Silva mora em Itaquera, no fundão da zona leste, com os pais, a avó e dois irmãos. Só cursou até o 2º ano do ensino médio. O que mais ouve nas entrevistas é que não tem qualificação suficiente.
"Quando bate o desânimo, penso em assaltar, traficar, qualquer coisa. Mas sempre tem alguém que chega com um conselho e me traz de volta à realidade", diz ele.

Sadomasoquistas
Goldberg tem uma teoria interessante para explicar a vontade de reação que assalta, vez ou outra, pessoas como o desempregado Silva. Para ele, a modernidade está riscando do mapa uma certa relação sadomasoquista que historicamente se estabeleceu entre pobres e ricos no país, fazendo com que a resposta à corriqueira injustiça social nem sempre se dê civilizadamente.
"O rico nos EUA é discreto, sabe da exigência da solidariedade social. Aqui, não. O rico brasileiro chega na fronteira do deboche, da humilhação", diz o psicanalista.
"Mas os pobres cada vez mais entendem seus direitos de cidadania. Ninguém mais quer esperar ganhar o reino dos céus para ser recompensado do sofrimento. A ascensão dos evangélicos legitimou de forma definitiva o direito do pobre de gerar riqueza. E as pessoas estão dispostas a conseguir seus direitos -pleiteando, reivindicando e exigindo, se necessário, violentamente."

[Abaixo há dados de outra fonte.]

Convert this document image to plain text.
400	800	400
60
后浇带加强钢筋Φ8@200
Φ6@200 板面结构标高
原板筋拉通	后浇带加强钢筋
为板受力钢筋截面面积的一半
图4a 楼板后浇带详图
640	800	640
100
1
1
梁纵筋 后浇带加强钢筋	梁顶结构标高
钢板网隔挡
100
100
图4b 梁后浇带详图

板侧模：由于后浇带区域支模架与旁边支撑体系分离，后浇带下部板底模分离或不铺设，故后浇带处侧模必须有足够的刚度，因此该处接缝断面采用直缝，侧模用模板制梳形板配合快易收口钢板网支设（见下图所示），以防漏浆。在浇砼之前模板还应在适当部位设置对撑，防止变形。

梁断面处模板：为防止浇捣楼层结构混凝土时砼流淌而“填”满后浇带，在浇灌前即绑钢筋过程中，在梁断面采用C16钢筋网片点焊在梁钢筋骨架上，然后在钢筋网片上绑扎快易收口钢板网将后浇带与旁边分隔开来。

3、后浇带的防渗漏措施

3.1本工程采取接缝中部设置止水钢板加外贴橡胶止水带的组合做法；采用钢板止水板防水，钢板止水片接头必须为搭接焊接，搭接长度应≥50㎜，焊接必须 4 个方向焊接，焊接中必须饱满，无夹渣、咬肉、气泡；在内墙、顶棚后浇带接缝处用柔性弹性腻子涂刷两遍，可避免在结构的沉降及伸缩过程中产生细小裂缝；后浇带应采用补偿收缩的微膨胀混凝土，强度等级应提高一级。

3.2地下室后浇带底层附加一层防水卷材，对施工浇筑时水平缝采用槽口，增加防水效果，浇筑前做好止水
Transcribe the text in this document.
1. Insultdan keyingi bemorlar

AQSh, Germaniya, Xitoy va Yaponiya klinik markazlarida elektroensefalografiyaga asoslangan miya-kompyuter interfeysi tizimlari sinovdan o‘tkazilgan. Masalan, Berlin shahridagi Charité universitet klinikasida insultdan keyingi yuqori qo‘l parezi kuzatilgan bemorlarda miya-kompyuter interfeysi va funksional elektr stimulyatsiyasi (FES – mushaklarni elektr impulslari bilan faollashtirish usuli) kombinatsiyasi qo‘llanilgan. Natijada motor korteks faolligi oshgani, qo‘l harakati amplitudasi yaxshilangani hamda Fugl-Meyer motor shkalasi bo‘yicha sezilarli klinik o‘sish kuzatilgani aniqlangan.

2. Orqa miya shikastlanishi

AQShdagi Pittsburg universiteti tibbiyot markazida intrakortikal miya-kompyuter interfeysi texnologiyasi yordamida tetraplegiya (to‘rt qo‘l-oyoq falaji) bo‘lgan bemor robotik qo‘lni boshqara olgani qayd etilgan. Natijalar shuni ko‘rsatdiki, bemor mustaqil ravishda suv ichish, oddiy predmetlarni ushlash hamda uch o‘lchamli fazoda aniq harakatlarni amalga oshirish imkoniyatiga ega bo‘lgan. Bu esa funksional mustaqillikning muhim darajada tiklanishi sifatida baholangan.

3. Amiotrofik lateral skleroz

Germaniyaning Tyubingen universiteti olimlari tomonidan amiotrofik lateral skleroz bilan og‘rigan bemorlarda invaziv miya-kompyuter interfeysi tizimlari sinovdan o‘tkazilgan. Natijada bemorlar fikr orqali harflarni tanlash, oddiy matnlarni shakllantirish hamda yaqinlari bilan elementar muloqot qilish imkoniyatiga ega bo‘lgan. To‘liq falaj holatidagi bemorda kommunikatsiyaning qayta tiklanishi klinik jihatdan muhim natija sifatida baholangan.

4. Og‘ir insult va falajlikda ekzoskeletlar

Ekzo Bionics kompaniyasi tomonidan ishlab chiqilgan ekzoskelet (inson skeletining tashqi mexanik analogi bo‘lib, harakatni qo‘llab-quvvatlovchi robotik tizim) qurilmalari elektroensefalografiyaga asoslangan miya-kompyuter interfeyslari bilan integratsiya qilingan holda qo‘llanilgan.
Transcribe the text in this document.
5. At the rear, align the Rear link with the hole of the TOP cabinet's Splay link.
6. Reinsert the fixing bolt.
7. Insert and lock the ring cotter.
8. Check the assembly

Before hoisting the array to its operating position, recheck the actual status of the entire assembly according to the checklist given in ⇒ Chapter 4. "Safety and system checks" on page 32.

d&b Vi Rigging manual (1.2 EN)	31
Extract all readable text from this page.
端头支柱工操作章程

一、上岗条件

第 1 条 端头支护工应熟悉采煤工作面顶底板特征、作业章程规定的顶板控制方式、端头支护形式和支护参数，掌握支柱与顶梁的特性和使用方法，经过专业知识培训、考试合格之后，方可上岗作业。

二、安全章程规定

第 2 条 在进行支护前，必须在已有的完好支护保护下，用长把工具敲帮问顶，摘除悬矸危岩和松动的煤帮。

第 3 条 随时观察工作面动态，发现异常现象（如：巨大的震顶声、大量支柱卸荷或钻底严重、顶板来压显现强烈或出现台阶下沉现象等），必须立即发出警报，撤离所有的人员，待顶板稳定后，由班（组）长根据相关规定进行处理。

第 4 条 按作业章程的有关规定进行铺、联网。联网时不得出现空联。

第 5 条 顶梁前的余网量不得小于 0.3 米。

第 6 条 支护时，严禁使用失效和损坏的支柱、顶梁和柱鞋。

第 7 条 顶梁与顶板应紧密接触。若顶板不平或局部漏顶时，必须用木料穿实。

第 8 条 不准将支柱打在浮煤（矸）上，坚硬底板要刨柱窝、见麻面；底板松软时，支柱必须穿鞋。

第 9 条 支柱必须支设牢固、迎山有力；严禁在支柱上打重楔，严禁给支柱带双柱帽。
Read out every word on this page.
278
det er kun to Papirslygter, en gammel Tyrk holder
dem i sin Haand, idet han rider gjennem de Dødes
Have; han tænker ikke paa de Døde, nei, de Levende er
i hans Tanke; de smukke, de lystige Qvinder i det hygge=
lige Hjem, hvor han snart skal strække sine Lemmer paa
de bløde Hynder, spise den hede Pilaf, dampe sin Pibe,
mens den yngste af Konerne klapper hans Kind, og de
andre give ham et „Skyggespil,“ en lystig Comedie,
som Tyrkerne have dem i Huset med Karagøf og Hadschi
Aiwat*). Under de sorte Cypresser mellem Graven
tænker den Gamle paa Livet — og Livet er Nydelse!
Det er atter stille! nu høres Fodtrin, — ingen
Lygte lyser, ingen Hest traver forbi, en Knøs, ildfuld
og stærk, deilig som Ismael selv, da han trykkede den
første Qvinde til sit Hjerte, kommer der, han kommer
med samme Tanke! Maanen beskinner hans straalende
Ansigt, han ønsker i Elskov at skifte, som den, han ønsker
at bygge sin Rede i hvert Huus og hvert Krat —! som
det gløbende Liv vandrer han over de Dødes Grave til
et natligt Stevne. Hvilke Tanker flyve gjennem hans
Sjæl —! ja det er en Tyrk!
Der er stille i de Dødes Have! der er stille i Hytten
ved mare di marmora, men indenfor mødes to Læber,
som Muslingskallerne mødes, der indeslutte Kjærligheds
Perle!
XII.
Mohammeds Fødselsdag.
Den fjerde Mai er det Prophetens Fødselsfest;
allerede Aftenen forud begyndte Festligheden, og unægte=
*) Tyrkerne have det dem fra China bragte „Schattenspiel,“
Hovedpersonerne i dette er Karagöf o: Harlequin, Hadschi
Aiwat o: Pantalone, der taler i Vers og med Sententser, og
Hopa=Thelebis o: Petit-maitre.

Nesse contexto de reação, o desemprego e a renda apareceriam não como causa da violência, mas como catalisadores desse processo -pois afastariam ainda mais as pessoas de seus objetivos.
Para estancar esse círculo vicioso, os pesquisadores do Uniemp sugerem ações que visem: 1) retardar a entrada dos jovens no mercado de trabalho; 2) capacitá-los para, quando o fizerem, conseguirem disputar melhores postos; e 3) garantir a empregabilidade das pessoas com mais de 40 anos.